I squeeze him back hard.  If I have to choose between perfect or present, I will choose present every time.

He’s here.  I’m here.  We are together.  And like my favorite broken pumpkin will now always remind me, that’s one of the best reasons to give thanks.

brokenpumpkin

6 thoughts on “Broken Thanks”

  1. So well written! Thank you for sharing your talents and writing about all of the real life things that happen. I love reading your blog!!

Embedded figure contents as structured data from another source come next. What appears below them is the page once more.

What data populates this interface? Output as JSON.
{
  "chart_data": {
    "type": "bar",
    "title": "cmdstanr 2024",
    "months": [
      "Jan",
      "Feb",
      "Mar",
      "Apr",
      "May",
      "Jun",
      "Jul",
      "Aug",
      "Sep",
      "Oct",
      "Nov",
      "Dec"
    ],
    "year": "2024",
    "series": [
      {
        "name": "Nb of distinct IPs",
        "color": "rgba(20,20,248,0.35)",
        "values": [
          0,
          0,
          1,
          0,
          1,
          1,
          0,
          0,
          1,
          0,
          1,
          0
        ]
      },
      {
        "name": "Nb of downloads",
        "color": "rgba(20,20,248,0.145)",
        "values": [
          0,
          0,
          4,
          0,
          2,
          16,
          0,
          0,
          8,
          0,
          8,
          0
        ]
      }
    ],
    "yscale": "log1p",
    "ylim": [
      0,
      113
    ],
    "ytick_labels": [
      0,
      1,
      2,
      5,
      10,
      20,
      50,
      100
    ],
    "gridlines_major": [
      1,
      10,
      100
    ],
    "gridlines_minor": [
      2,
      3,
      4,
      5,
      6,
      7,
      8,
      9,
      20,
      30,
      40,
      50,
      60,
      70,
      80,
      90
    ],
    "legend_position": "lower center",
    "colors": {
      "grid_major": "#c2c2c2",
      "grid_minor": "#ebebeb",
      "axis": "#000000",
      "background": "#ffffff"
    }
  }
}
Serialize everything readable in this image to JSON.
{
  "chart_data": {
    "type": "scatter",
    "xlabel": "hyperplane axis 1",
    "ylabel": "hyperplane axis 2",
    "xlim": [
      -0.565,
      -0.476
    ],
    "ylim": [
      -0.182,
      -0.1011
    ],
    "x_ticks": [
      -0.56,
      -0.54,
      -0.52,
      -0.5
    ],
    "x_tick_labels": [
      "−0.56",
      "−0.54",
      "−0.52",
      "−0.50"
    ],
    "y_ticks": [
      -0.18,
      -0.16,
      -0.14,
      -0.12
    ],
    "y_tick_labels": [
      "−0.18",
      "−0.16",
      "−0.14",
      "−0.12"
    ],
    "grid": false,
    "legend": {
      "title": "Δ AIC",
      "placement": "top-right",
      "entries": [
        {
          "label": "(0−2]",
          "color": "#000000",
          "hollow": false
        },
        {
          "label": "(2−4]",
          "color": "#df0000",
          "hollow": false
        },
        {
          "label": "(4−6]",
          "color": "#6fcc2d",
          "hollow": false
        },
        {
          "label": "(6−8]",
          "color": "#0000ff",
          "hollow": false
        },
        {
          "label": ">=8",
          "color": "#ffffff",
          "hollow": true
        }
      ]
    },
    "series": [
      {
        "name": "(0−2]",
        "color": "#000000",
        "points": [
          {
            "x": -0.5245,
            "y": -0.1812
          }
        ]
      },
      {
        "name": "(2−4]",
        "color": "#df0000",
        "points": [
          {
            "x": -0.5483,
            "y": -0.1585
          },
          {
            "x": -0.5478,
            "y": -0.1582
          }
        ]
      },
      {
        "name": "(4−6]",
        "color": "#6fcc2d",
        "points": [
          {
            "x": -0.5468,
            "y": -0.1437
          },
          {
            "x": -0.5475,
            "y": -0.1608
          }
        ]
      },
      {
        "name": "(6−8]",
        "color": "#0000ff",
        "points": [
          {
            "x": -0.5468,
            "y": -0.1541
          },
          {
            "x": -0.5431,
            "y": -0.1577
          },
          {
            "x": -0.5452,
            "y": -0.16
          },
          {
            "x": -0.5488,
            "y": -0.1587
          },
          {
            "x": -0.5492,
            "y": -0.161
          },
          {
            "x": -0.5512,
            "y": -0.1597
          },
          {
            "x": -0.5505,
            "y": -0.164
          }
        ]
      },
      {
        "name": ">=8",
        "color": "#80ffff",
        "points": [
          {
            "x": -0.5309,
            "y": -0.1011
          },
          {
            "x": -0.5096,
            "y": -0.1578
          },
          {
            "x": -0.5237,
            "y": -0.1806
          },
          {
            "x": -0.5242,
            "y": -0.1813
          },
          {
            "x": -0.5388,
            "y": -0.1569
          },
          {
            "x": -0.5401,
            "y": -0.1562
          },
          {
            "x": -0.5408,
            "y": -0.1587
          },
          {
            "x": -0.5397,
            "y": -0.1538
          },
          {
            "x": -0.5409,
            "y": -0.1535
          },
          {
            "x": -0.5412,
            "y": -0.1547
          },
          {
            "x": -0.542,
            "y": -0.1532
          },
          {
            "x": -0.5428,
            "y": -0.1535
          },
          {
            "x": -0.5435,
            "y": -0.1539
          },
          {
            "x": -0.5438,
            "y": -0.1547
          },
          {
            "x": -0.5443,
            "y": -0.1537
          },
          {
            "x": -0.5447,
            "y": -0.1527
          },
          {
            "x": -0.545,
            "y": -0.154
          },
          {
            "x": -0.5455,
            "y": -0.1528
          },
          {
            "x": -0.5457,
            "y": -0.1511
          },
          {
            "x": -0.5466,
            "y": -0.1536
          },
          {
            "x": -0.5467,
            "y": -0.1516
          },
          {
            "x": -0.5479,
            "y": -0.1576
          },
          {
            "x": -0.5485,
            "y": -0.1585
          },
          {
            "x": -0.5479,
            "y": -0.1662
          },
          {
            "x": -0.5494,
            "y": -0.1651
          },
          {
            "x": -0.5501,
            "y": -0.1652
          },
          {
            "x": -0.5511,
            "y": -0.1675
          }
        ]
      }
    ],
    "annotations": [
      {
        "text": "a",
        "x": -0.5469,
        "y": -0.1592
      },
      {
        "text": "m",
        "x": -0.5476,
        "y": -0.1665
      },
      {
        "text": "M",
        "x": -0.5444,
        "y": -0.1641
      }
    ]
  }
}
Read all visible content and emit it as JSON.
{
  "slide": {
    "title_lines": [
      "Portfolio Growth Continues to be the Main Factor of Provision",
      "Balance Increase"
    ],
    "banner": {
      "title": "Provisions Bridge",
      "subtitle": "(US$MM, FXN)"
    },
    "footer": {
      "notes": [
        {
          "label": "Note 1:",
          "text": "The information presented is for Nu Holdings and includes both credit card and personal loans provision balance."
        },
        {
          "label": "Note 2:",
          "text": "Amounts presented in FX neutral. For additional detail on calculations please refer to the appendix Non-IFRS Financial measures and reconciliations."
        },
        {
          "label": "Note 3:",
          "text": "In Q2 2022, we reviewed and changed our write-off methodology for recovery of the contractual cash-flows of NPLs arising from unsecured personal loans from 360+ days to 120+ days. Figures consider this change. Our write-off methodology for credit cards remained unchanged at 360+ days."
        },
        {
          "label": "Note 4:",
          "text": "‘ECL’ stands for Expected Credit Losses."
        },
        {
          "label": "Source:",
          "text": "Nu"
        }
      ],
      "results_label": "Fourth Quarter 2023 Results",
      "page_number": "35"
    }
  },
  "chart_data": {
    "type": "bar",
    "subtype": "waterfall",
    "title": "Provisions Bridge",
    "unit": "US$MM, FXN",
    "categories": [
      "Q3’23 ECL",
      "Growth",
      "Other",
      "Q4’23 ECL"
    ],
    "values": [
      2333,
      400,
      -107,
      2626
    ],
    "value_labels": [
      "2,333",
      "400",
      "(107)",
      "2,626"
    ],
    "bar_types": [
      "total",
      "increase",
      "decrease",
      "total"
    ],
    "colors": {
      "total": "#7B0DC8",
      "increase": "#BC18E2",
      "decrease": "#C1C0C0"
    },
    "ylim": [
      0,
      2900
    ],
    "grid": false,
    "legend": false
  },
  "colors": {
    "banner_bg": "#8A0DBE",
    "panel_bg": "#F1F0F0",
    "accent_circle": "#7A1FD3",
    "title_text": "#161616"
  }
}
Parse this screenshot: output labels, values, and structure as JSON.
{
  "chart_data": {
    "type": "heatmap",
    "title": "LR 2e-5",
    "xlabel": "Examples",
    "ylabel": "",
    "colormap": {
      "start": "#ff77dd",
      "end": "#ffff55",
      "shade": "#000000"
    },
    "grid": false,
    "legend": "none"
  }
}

  2. Beautiful, Heidi. Just beautiful. Also, I love the pic of Jonathan and the broken pumpkin. Thank you for all your work in giving us a beautiful table, wonderful food and sweet thanksgiving together. You kept Jonathan’s spirit intact and that was the most important thing.

    1. Thank you, Dad. I remember accidentally breaking things as a kid, and mom would say, “It’s okay. It’s just stuff!” And now I get to practice having the same grace for my boys! Yes, it was a wonderful thanksgiving. And I thought your turkey and gravy turned out fabulous!